Nous vivons dans des cycles naturels qu'il vaut mieux comprendre
plutôt que détruire. Il faut apprendre à consommer des produits de
saison, si nous voulons que nos aliments et que nos sols soient sains. Il
faut apprendre à produire en régénérant et non pas en détruisant.
Pour moi, la compétitivité ne se mesure pas que par l'économie mais
également par notre capacité à faire l'économie en assurant la
régénération des ressources naturelles. Je ne suis pas dans une position
écologiste en disant cela, comme on le fait croire parfois.

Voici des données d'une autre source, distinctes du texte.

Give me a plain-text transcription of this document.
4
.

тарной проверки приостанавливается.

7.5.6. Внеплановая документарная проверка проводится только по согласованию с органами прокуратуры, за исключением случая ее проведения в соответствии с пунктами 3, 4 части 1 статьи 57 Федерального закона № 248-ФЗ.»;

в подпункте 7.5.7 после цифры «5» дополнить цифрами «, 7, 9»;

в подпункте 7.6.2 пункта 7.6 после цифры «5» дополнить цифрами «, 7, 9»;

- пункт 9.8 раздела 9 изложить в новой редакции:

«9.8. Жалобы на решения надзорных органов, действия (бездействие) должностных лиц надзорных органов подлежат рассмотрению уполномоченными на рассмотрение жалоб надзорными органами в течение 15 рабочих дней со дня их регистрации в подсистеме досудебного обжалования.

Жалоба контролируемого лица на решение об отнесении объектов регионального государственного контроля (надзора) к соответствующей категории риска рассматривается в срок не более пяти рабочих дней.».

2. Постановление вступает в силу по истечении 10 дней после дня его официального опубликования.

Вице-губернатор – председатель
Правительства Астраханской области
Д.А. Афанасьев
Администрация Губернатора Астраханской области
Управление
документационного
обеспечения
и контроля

Mais
l'agriculture ne peut pas développer sa compétitivité sur le dos de la
capacité de régénération de nos ressources naturelles.
Je le sais aussi parce que je viens de ce milieu : les agriculteurs savent
par leur travail respecter la terre. Il ne faut simplement pas les pousser
à faire autre chose que ce qu'ils savent faire, une bonne agriculture.
[Pour conclure]
Je veux terminer en vous disant que la tradition est une opportunité
pour l'éternité tant que l'alimentation reste une source de nourriture
pour le corps, mais également pour l'esprit.
J'ai aussi une autre conviction personnelle : nous vivons une époque
où il n'y aura plus de changement collectif sans qu'il y ait des
changements individuels dans notre comportement. N'attendons pas
que les autres fassent des changements à notre place. Nous-mêmes,
changeons, changeons notre attitude à l'égard de la nourriture, avant
de demander des changements aux autres.